Supporters of Linda Sarsour, a co-chair of the Women's March, have been shrugging off Ms. Sarsour's call for "jihad" against President Trump, made in a speech before the Islamic Society of North America.

C'mon, they say, jihad just means "mental struggle," and what the heck is wrong with calling for mental struggle "in front of a tyrant or leader”?

But as Ben Shapiro points out, while Ms. Sarsour by no means called for assassination, we should not be so quick to dismiss her words as hyperbole:  

Sarsour was playing a double game, naturally: She used the word “jihad” because she knew it would generate headlines and because she knew that “jihad” means more than any mere mental struggle.

In fact, Sarsour led off her speech by paying tribute to Siraj Wajjah, her “favorite person in the room.” Wajjah was an unindicted co-conspirator in the 1993 World Trade Center bombing, a witness on behalf of the Blind Sheikh terrorist, and a man who has repeatedly embraced the notion of violent jihad.

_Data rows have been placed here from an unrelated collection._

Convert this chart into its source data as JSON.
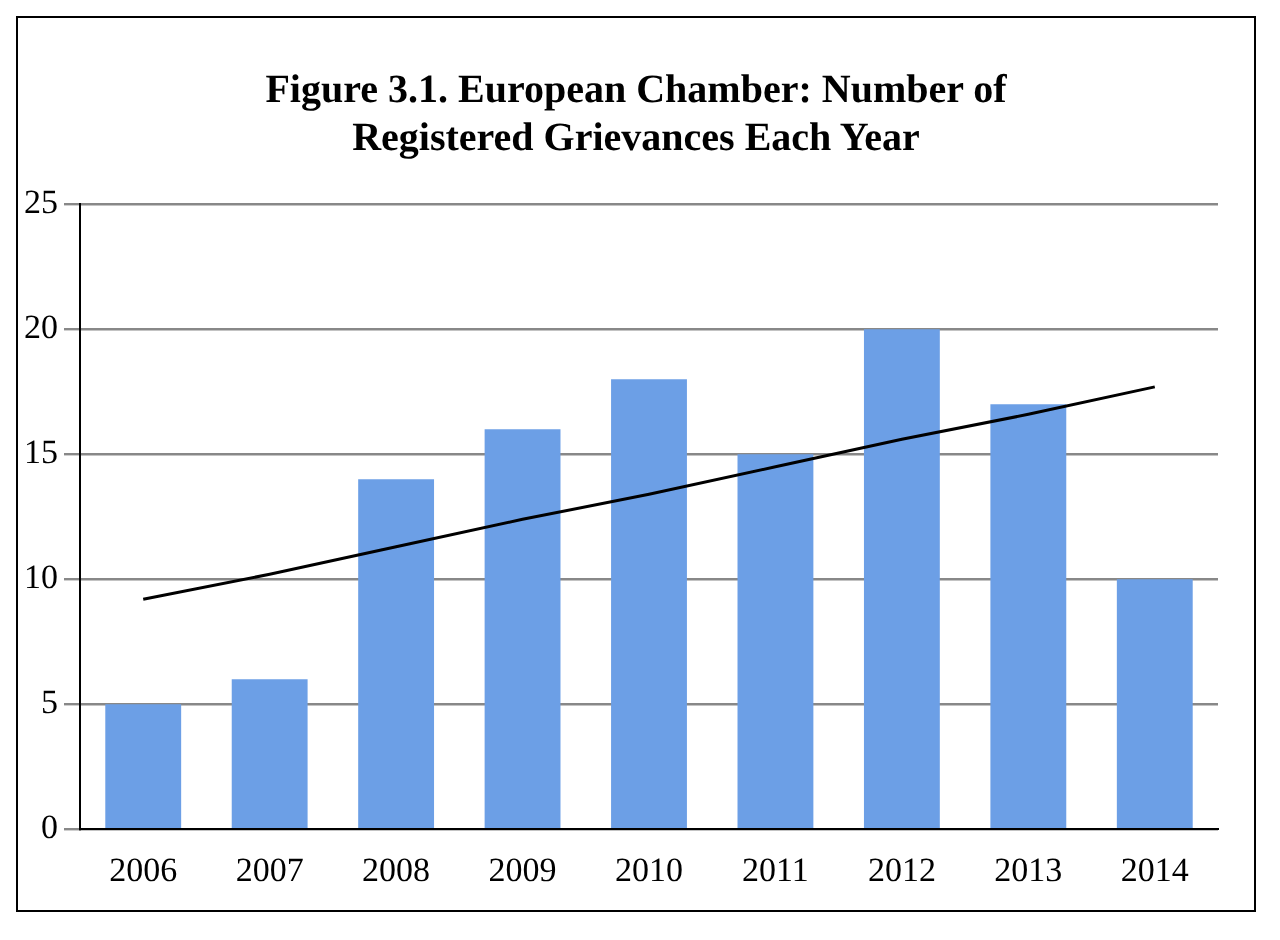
{
  "chart_data": {
    "type": "bar",
    "title": "Figure 3.1. European Chamber: Number of Registered Grievances Each Year",
    "categories": [
      "2006",
      "2007",
      "2008",
      "2009",
      "2010",
      "2011",
      "2012",
      "2013",
      "2014"
    ],
    "series": [
      {
        "color": "#6c9fe6",
        "values": [
          5,
          6,
          14,
          16,
          18,
          15,
          20,
          17,
          10
        ]
      },
      {
        "type": "line",
        "color": "#000000",
        "values": [
          9.2,
          10.2,
          11.3,
          12.4,
          13.4,
          14.5,
          15.6,
          16.6,
          17.7
        ]
      }
    ],
    "ylim": [
      0,
      25
    ],
    "yticks": [
      0,
      5,
      10,
      15,
      20,
      25
    ],
    "grid": "y",
    "legend": false,
    "marker": "none"
  }
}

Sarsour, too, explicitly rejected assimilation. Sarsour is also friends with Islamist terrorist Rasmeah Odeh, took a picture with former Hamas operative Salah Sarsour, and brags about relatives in prison in Israel.

Sarsour’s two-faced approach to “Islamophobia” demonstrates her extremism. While she complains in the pages of the Washington Post about “attacks from xenophobes and the conservative media,” she was far more explicit on Twitter about her perceived enemies: “white supremacists & right wing Zionists,” whom she said were even paying moderate Muslims who oppose Sarsour’s radicalism.

“Zionist” is the ultimate insult in the Sarsour pantheon: She has stated in the past that Zionists cannot be feminists. She has also stated that anti-radical Islamic activists such as Ayaan Hirsi Ali, a victim of Islamic female genital mutilation, should have their vaginas removed. Sarsour is a big fan, however, of Saudi Arabia’s maternity-leave policies, even if women aren’t allowed to drive.

Ms. Sarsour, who also advocates for Sharia law in the U.S., has emerged as a darling of left-liberal circles. That feminists are among these admirers indicates the trendiness and intellectual vacuity that is contemporary movement feminism.